CISO Mag’s recent coverage of formjacking also points up what’s required to stay ahead of these kinds of attacks, noting that “Identifying and blocking these attacks requires the use of advanced detection methods like analytics and machine learning.”
Detection and prevention come down to a matter of meeting scale with scale. This is especially important to understand when one considers the bigger picture—what happens after the form gets “jacked.”
The bigger picture
Ultimately, formjacking itself isn’t the biggest issue—it’s what it makes possible. The theft of private financial data is deeply worrisome, and as we saw with British Airways and Ticketmaster, the damage can be significant—both financially and reputationally—for any business under attack. However, it’s when those stolen credentials get put to use by malicious fraud actors that the real trouble begins. The latest edition of the Digital Fraud Tracker from PYMNTS notes that account takeover (ATO) losses crested $5B in 2017, and that number is predicted to keep rising.
Meeting scale with scale
The rise in ATO losses is due in no small part to the increasing use of bots to power these attacks, which are coordinated and massive in scale. The matter is particularly pressing for financial services:
“DataVisor estimates that 50% to 80% of account takeover attacks on financial services are conducted via coordinated attacks.”
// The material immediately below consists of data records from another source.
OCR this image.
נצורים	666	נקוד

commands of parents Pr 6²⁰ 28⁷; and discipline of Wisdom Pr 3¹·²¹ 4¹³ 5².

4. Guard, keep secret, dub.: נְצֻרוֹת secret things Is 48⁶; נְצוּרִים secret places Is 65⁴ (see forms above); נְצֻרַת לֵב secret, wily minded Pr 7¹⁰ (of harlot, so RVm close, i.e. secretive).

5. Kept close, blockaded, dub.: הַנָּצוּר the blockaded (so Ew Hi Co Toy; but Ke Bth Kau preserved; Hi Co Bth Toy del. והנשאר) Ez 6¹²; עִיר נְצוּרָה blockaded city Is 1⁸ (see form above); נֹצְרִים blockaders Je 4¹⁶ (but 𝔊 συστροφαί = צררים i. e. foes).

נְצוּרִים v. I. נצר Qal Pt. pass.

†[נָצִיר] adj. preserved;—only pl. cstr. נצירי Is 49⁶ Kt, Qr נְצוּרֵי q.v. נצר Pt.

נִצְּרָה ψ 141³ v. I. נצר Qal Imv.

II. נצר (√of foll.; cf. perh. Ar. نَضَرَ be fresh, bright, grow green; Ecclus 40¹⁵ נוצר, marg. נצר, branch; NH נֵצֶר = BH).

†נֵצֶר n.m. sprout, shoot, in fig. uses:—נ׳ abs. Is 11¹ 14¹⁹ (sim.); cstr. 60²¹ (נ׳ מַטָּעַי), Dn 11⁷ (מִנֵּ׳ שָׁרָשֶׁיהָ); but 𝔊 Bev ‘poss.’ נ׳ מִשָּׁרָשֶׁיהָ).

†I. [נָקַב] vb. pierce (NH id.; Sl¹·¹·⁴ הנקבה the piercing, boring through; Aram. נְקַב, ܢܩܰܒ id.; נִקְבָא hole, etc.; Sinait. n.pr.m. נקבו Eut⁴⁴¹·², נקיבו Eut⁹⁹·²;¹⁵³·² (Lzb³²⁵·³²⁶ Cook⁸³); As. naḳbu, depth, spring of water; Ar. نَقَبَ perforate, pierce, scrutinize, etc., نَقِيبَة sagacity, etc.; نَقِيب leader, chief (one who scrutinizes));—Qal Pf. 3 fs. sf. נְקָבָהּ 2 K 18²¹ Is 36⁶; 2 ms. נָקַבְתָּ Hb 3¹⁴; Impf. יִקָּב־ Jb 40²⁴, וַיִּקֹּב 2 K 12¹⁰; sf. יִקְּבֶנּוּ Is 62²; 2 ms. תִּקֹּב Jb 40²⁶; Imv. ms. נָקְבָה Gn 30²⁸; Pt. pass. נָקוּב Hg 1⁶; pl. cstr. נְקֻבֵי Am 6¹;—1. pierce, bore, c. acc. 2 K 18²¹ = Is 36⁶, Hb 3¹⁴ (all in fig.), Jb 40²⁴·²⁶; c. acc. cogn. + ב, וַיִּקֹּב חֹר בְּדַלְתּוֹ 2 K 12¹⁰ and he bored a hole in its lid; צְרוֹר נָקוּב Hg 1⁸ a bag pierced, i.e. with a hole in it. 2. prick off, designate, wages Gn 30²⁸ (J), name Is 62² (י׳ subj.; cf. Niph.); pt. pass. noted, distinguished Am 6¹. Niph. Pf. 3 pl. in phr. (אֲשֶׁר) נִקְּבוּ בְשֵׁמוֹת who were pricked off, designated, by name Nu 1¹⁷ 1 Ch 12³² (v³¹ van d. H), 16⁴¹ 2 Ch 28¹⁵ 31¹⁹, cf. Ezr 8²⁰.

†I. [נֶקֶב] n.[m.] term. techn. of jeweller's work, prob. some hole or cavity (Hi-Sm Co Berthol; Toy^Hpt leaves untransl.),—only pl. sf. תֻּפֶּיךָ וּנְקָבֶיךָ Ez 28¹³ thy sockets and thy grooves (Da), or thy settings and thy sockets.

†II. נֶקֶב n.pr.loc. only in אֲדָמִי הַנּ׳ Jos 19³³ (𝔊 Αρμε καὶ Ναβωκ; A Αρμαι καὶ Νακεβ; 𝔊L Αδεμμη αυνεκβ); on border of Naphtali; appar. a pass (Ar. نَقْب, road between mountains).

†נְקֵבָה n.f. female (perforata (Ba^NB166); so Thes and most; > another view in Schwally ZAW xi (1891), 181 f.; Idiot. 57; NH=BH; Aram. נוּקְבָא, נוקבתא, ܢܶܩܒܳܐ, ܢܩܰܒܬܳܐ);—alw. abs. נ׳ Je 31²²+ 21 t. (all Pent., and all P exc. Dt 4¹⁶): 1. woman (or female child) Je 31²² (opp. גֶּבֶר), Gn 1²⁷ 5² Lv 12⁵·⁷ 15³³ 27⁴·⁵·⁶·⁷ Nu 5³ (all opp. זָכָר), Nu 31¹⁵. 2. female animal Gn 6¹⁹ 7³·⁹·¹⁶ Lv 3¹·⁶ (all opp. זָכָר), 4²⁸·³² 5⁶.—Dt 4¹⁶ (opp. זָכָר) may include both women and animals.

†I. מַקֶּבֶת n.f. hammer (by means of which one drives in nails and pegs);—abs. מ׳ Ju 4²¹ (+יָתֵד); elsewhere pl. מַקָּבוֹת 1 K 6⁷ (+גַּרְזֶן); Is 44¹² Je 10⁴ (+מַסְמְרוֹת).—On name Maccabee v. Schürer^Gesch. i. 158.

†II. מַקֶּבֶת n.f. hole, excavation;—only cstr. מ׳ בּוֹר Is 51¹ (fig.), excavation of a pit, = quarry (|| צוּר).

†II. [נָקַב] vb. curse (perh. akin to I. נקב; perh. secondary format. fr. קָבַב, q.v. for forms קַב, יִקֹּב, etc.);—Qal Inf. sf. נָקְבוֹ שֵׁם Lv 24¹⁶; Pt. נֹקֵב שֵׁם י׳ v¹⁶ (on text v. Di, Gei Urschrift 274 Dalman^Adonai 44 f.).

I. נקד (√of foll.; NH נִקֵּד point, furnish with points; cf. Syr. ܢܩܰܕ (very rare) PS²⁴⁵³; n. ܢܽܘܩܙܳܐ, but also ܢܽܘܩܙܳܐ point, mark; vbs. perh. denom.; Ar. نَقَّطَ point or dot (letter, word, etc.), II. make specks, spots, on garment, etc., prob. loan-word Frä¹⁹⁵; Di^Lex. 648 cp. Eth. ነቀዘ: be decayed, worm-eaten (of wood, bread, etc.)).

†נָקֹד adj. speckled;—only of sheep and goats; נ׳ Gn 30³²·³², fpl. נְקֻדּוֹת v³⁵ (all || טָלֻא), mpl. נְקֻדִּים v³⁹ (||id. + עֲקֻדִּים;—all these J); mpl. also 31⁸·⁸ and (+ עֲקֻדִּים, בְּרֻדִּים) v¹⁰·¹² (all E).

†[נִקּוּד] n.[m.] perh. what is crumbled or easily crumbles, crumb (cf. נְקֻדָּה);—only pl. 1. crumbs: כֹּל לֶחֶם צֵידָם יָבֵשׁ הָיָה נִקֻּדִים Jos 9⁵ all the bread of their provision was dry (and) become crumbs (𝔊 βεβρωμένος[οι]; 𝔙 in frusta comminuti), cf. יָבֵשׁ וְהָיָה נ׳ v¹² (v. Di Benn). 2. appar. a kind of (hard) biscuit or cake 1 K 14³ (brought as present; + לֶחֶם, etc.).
So, what begins with a seemingly simple “living off the land” (LotL) attack—a “skim” of financial data via a few lines of malicious code—ends up as massive, bot-powered fraud.
This is why we say it’s critical to meet scale with scale. Because seemingly small incidents can lead to very big problems, very quickly—particularly when bots are introduced into the equation. If you have the possibility of one bot attack, you have the potential of millions of bot attacks. This is also why we say proactivity is so critical. The sooner you stop the problem, the smaller the damage will be.